O reconhecimento técnico da irregularidade comercial ocorre após anos de mobilização do setor. A bancada ruralista argumenta que a entrada de produtos subsidiados desestabiliza a competitividade interna, pressionando as margens de lucro dos produtores brasileiros, que já enfrentam custos de produção elevados. A situação é vista como um desafio estratégico para a soberania alimentar e a sustentabilidade econômica da atividade leiteira no país.
Histórico de tensões e mudanças regulatórias
A preocupação da FPA com a proteção comercial não é recente. Em 2019, a retirada dos direitos antidumping sobre o leite em pó importado da União Europeia e da Nova Zelândia foi duramente criticada pela frente, sendo classificada como um retrocesso. Desde então, o setor mantém o alerta constante sobre os impactos da abertura desregulada do mercado.
O debate ganhou contornos mais técnicos em 2025, quando o Departamento de Defesa Comercial (Decom), vinculado ao Ministério do Desenvolvimento, Indústria, Comércio e Serviços, alterou um entendimento técnico mantido por mais de duas décadas. A mudança na interpretação sobre a similaridade entre leite em pó e leite fluido gerou questionamentos por parte de parlamentares e entidades como a Confederação da Agricultura e Pecuária do Brasil (CNA) e a Organização das Cooperativas Brasileiras (OCB).
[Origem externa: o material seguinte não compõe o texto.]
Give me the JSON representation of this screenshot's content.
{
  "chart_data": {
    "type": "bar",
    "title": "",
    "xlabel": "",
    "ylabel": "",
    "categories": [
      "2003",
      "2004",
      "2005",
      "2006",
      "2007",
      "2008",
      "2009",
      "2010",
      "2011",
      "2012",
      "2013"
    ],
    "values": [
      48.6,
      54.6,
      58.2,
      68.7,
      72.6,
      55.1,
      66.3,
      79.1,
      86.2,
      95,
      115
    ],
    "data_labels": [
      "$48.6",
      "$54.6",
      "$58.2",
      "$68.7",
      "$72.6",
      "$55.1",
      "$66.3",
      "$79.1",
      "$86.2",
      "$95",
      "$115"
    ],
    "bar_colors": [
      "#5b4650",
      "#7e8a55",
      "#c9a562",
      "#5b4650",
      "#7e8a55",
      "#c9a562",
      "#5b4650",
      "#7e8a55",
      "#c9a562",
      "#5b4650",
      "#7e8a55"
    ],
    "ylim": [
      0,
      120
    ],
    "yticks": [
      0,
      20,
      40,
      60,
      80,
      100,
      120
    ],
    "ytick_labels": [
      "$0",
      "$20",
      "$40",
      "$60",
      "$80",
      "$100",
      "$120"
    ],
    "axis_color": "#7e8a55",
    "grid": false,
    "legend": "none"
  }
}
Impactos econômicos e o impasse na Camex
As investigações concluídas em 2026 revelaram dados alarmantes sobre a distorção de preços. Foi constatado que as margens de dumping superaram os 60%, com o leite em pó estrangeiro chegando ao mercado brasileiro por valores até 53% inferiores aos praticados nos países de origem. Esses números evidenciam a dificuldade de competição enfrentada pelo produtor local.
Apesar das evidências, a Câmara de Comércio Exterior (Camex) optou pela suspensão temporária da aplicação das tarifas antidumping. A justificativa oficial envolve a necessidade de avaliar possíveis efeitos sobre a inflação dos alimentos e a manutenção das relações diplomáticas dentro do Mercosul. Em resposta, a FPA protocolou novos pedidos de investigação e reforça a necessidade de medidas provisórias de proteção para evitar o colapso de produtores rurais, conforme detalhado pela Agência FPA.